Strikes by truckers in France threatened to close major highways and may even disrupt inventories of fuel across the European nation. Officials said they would call out the police, if necessary, to keep the supply of critical oil and gas flowing.
The strikes have begun because the French government plans to raise the retirement age to 62 from 60. The trouble may have only just begun. France’s eight largest unions will meet this week to discuss further action. They could, in theory, close most of the French economy.
The labor movements in Greece, Spain and the UK have already started similar labor stoppages. The cause of all of them is the same. The new-found movement within governments with slow-growing GDP and high deficits toward austerity will gore the oxen of the middle classes. The only way that workers have to combat government moves is to show how quickly they can shutter large portions of the economies of these nations.

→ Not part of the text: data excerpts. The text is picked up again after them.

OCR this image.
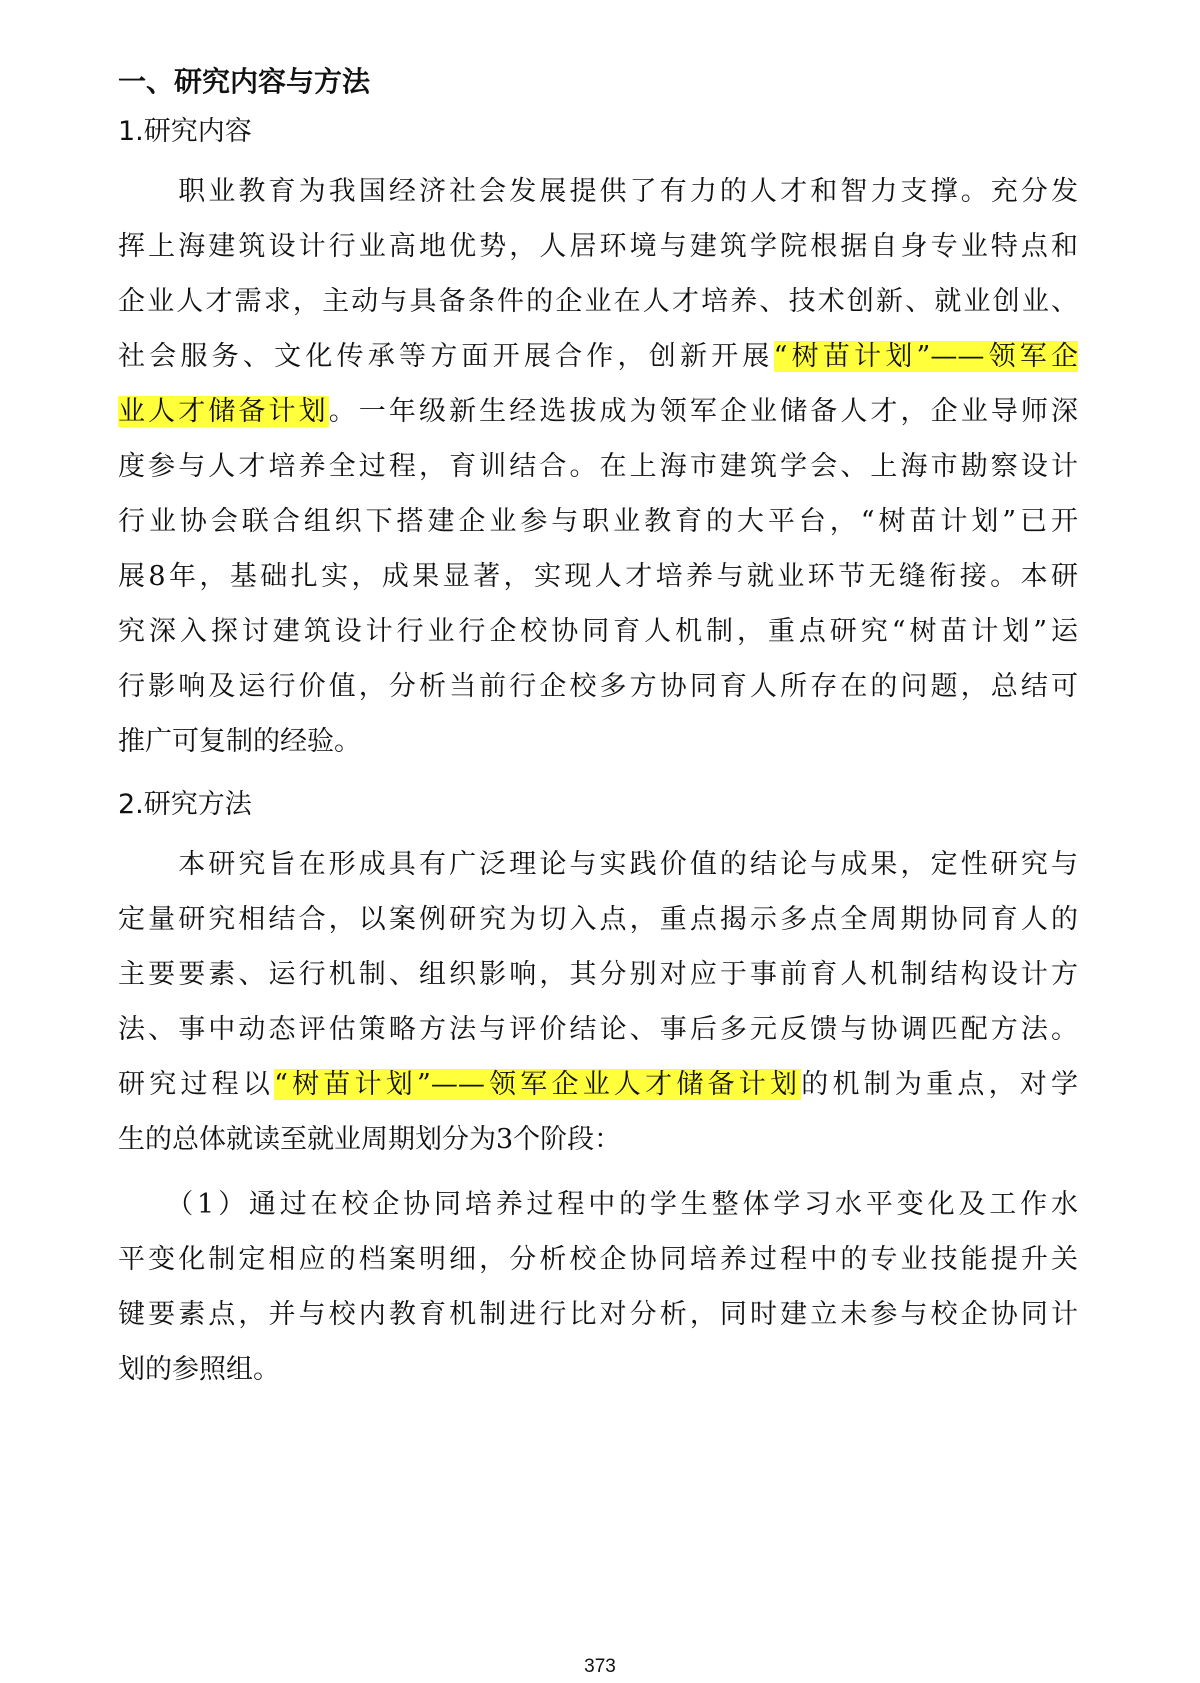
一、研究内容与方法
1.研究内容
　　职业教育为我国经济社会发展提供了有力的人才和智力支撑。充分发
挥上海建筑设计行业高地优势，人居环境与建筑学院根据自身专业特点和
企业人才需求，主动与具备条件的企业在人才培养、技术创新、就业创业、
社会服务、文化传承等方面开展合作，创新开展“树苗计划”——领军企
业人才储备计划。一年级新生经选拔成为领军企业储备人才，企业导师深
度参与人才培养全过程，育训结合。在上海市建筑学会、上海市勘察设计
行业协会联合组织下搭建企业参与职业教育的大平台，“树苗计划”已开
展8年，基础扎实，成果显著，实现人才培养与就业环节无缝衔接。本研
究深入探讨建筑设计行业行企校协同育人机制，重点研究“树苗计划”运
行影响及运行价值，分析当前行企校多方协同育人所存在的问题，总结可
推广可复制的经验。
2.研究方法
　　本研究旨在形成具有广泛理论与实践价值的结论与成果，定性研究与
定量研究相结合，以案例研究为切入点，重点揭示多点全周期协同育人的
主要要素、运行机制、组织影响，其分别对应于事前育人机制结构设计方
法、事中动态评估策略方法与评价结论、事后多元反馈与协调匹配方法。
研究过程以“树苗计划”——领军企业人才储备计划的机制为重点，对学
生的总体就读至就业周期划分为3个阶段：
　　（1）通过在校企协同培养过程中的学生整体学习水平变化及工作水
平变化制定相应的档案明细，分析校企协同培养过程中的专业技能提升关
键要素点，并与校内教育机制进行比对分析，同时建立未参与校企协同计
划的参照组。
373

Then national leaders and parliaments can decide whether the labor movements can destroy GDP growth entirely by freezing the activity of critical parts of their economies.
The labor movements in Europe posses an even more powerful weapon. Like the US unions were able to do 50 years ago, labor in nations like France can take actions to put the current politicians out of their jobs and replace them with more “labor friendly” officials. Then newly elected legislators can go about their work to dismantle austerity programs because that is the will of the people. In the meantime, deficits will almost certainly grow again and political victories will become economic disasters.
The real threat of increased deficits and national debts has shifted from the wills of central banks and administrations and their treasuries to effectively address the problem to one of the political survival of those who support national cost cuts which raise the strong objections of labor. Labor has effectively begun to tip the table in its own direction. If that works, austerity programs will be weaker than what economists say they ought to be, leaving the region’s economic problems unsolved.